Elementos outros, como intuição, percepção e ultrapassagem, impõem-se
sobre os ordenamentos e seletividades típicos da razão. O
saber artístico não é apanágio do artista. O artista é um iluminado
temporário que dá expressão a algo que o aflige encanta ou desafia. O
artista é, como habitualmente se pensa (sobretudo o artista escritor),
alguém que deu solução a seus conflitos (ah, que bom seria...), e sim
alguém que dá expressão a eles. O
saber artístico tanto é apanágio do artista como de quem está do outro
lado, o receptor da mensagem: o público. Este tem uma forma própria de
perceber realidades que são muito mais bem expressas pelos artistas do
que pelos pragmáticos e eruditos. O
artista mantém uma relação inter/ativa com o público e a sociedade.
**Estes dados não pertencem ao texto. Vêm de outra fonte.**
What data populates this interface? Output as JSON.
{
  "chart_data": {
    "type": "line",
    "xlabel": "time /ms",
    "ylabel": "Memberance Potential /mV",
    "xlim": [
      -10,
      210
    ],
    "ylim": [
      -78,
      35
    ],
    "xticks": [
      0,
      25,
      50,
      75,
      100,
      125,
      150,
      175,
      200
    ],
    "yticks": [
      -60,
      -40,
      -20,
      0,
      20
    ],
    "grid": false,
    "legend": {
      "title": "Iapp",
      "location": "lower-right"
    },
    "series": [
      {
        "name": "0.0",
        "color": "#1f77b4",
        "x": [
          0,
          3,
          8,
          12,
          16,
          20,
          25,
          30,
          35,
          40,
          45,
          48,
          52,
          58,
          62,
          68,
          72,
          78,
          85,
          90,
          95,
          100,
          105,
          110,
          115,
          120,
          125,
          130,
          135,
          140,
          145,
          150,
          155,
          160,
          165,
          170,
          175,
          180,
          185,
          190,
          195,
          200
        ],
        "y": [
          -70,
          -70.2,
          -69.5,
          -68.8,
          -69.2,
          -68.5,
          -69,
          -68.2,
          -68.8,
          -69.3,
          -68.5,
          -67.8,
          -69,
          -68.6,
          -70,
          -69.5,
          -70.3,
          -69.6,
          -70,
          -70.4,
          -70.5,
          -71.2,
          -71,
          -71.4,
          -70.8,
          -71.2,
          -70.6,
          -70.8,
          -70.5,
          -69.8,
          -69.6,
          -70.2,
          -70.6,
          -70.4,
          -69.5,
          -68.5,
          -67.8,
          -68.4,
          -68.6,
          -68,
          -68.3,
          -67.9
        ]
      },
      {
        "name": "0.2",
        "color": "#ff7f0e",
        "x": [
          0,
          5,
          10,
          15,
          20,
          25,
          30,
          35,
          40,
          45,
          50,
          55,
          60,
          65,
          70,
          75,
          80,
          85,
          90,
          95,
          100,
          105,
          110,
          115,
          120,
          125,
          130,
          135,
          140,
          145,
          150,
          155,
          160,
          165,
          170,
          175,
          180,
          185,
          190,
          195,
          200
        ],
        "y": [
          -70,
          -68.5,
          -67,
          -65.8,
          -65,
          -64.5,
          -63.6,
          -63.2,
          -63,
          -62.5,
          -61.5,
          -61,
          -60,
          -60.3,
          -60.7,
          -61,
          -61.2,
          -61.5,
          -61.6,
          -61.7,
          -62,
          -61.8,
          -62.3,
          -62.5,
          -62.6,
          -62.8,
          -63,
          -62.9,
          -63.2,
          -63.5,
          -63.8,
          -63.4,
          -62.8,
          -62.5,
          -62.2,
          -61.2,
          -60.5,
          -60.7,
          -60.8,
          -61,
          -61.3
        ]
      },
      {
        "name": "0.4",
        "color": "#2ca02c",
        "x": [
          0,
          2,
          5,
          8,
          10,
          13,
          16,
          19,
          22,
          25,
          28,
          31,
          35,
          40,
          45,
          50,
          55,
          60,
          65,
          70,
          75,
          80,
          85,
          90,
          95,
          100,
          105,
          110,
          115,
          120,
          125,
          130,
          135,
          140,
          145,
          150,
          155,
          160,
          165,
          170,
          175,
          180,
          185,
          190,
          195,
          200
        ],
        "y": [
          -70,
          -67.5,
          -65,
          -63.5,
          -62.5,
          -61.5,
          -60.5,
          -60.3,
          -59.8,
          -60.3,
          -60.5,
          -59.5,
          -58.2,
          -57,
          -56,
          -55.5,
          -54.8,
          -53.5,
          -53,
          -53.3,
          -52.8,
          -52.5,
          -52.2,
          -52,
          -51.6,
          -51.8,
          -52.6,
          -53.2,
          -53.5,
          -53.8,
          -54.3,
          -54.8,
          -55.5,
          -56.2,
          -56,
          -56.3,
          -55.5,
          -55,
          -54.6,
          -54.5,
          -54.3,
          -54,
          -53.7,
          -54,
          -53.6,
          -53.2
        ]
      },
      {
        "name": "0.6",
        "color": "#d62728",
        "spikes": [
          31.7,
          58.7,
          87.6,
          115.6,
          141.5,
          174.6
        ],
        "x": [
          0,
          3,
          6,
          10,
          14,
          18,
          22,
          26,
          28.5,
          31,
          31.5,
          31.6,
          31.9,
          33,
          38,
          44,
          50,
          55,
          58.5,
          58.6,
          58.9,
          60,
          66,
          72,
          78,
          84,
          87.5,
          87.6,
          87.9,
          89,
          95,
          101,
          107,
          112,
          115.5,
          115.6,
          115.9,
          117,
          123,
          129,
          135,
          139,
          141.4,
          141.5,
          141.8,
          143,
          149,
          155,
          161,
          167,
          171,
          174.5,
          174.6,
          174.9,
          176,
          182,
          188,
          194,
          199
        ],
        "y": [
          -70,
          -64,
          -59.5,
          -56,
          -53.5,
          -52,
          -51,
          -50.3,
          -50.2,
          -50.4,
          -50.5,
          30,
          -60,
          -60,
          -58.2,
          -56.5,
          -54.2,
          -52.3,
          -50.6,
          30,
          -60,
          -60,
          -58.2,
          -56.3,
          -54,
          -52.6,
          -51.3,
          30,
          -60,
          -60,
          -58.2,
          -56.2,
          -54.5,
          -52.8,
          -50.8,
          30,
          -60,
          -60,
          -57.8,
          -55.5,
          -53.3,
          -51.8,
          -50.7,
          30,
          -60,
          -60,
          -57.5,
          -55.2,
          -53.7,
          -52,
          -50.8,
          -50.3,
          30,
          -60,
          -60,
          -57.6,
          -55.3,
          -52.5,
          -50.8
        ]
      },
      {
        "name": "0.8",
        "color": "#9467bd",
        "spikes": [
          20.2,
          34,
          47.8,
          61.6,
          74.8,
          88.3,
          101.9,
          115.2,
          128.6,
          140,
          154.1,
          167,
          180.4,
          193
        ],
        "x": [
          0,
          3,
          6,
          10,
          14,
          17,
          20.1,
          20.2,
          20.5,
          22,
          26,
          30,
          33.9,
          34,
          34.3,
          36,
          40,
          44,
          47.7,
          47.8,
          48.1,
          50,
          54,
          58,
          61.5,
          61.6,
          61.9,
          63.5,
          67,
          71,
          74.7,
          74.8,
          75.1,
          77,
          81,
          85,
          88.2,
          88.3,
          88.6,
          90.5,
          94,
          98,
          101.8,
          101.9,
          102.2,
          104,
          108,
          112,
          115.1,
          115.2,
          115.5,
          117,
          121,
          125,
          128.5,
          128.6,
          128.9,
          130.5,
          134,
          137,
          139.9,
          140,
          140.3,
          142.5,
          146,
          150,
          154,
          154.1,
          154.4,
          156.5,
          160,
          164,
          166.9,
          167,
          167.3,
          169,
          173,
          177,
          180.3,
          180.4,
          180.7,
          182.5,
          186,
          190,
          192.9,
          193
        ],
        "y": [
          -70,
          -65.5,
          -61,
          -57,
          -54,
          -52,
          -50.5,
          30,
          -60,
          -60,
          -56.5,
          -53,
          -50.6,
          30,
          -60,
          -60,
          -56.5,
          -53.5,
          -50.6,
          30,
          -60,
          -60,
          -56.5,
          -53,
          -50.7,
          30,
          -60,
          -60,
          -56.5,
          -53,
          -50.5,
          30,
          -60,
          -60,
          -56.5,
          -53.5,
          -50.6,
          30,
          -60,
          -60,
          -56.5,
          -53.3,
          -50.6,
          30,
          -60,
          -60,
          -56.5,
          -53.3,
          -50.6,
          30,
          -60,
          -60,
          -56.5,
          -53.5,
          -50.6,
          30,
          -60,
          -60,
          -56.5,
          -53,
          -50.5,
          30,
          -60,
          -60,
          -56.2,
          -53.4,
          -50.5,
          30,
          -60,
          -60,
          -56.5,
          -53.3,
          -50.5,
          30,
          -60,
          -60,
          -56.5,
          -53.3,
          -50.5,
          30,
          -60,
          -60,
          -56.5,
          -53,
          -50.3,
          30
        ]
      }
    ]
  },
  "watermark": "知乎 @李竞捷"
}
É
o elo com os elementos abafados no povo (sensibilidade, emoção,
sentimento). Os demais saberes, pragmáticos e eruditos, sendo apenas
intelectuais, às vezes perdem essa relação. O artista retoma-a,
estabelecendo nexos novos com pessoas que são tão artistas quanto ele,
apenas não são ativos; são artistas passivos: os receptores. Tanto
é artista quem faz arte e comunicação, como quem recebe. Saber receber
arte em extensão e profundidade é tão artístico quanto fazê-la. Não
há qualquer diferença! Ora,
o povo sabe receber arte: profunda, superficial, erudita, folclórica,
atada ao consumo, liberta dele, tanta paz! O povo sabe entrar em relação
com sentimentos profundos, independentemente de os conceituar! A arte
permite essa relação. A moderna comunicação de rádio, TV e jornal,
também. A
beleza nem sempre está na obra. Pode estar no apreciador! Quantas vezes
um grande apreciador é mais artista que certos criadores?